- What is salt and how does the strength of acid and base affect the type of salt produced in their reaction?
- What happens when salt dissolves in water and what reaction occurs between salt ions and water?
- How are salt solutions categorized based on their pH?
- Why do these salts exhibit acidic, basic, or neutral pH properties in water?
- How can the pH property of salt solutions be predicted using
the balanced net- ionic equation of hydrolysis reaction?
- What dissociation equilibrium expression is used when the salt is
acidic? When the salt is basic? And, when the salt is neutral?
- What does the dissociation constant of salt solutions represent?
- What is a buffer and what is the purpose of using it in acid-base equilibrium reactions?
- How can buffers maintain the pH of aqueous solutions?
Salt is a product which is produced when acid and base reacts along with water.

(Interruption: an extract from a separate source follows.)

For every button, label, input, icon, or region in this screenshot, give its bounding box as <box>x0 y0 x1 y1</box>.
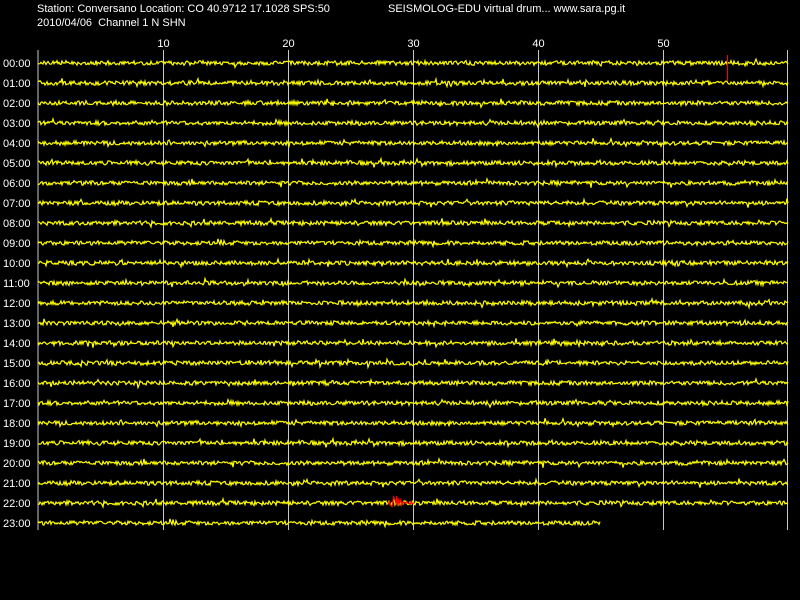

If acid and base are equally strong then produced salt is neutral. But if any of acid or base is strong then salt will be acidic(salt of weak base and strong acid) or basic (salt of weak acid and strong base) respectively.
For example CH3COONa is basic in nature whereas NH4Cl is acidic in nature and NaCl is neutral.

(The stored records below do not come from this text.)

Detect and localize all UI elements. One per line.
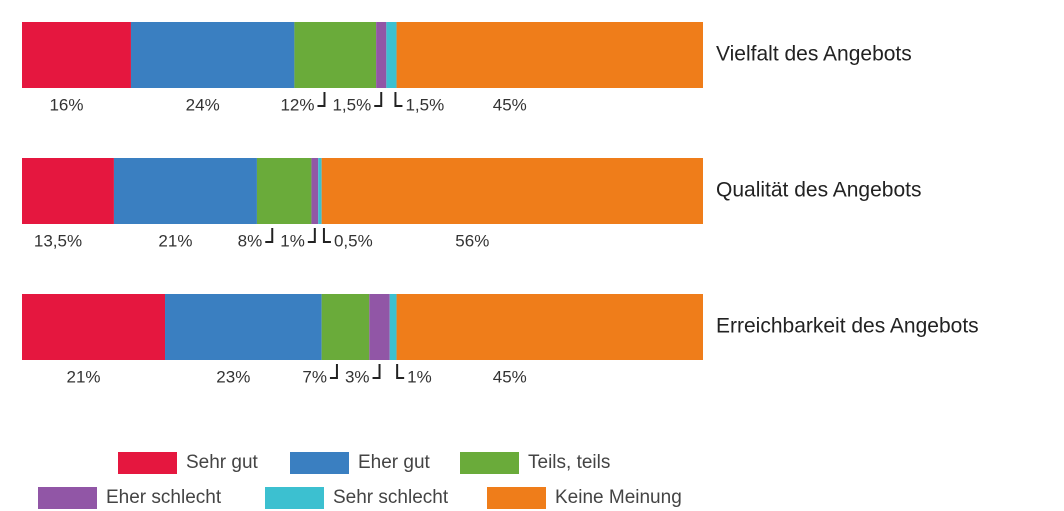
bar-segment [386, 22, 397, 88]
bracket [329, 364, 338, 379]
bar-segment [321, 294, 370, 360]
value-label: 0,5% [334, 231, 373, 250]
legend-label: Keine Meinung [555, 487, 682, 508]
bracket [394, 92, 403, 107]
bracket [372, 364, 381, 379]
bar-segment [396, 294, 703, 360]
value-label: 13,5% [34, 231, 82, 250]
value-label: 24% [186, 95, 220, 114]
category-label: Qualität des Angebots [716, 179, 921, 202]
bar-segment [369, 294, 390, 360]
value-label: 21% [66, 367, 100, 386]
bar-segment [165, 294, 322, 360]
legend-swatch [265, 487, 324, 509]
bar-segment [130, 22, 295, 88]
legend-swatch [460, 452, 519, 474]
category-label: Erreichbarkeit des Angebots [716, 315, 979, 338]
bracket [322, 228, 331, 243]
value-label: 16% [49, 95, 83, 114]
legend-swatch [487, 487, 546, 509]
category-label: Vielfalt des Angebots [716, 43, 912, 66]
value-label: 21% [158, 231, 192, 250]
bar-segment [389, 294, 397, 360]
value-label: 12% [280, 95, 314, 114]
legend-swatch [118, 452, 177, 474]
value-label: 1% [407, 367, 432, 386]
bracket [307, 228, 316, 243]
bar-segment [321, 158, 703, 224]
bar-segment [22, 294, 166, 360]
value-label: 1% [280, 231, 305, 250]
value-label: 45% [493, 367, 527, 386]
value-label: 1,5% [405, 95, 444, 114]
bar-segment [256, 158, 312, 224]
legend-label: Teils, teils [528, 452, 610, 473]
bar-segment [318, 158, 322, 224]
bar-segment [22, 158, 114, 224]
bracket [265, 228, 274, 243]
bracket [374, 92, 383, 107]
bar-segment [311, 158, 319, 224]
bar-segment [396, 22, 703, 88]
value-label: 8% [238, 231, 263, 250]
legend-swatch [38, 487, 97, 509]
bar-segment [294, 22, 377, 88]
bracket [396, 364, 405, 379]
legend-label: Sehr gut [186, 452, 259, 473]
value-label: 45% [493, 95, 527, 114]
legend-swatch [290, 452, 349, 474]
legend-label: Eher schlecht [106, 487, 222, 508]
bar-segment [113, 158, 257, 224]
value-label: 23% [216, 367, 250, 386]
value-label: 1,5% [332, 95, 371, 114]
value-label: 56% [455, 231, 489, 250]
legend-label: Eher gut [358, 452, 431, 473]
bar-segment [22, 22, 131, 88]
bar-segment [376, 22, 387, 88]
value-label: 7% [302, 367, 327, 386]
bracket [317, 92, 326, 107]
value-label: 3% [345, 367, 370, 386]
legend-label: Sehr schlecht [333, 487, 449, 508]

If a salt dissolved in water(except salt of strong acid and base) undergo hydrolysis reaction which is reverse of neutralisation reaction. Salt ions are hydrated by water molecules.
Salt solutions can be categorised as neutral(7) acidic(<7) or basic(>7) depending on PH.
As these salts after hydrolysis produce acids and base with different strengths so those don't neutralise each other and as a result salt solutions become acidic or basic depending on nature of acid and base.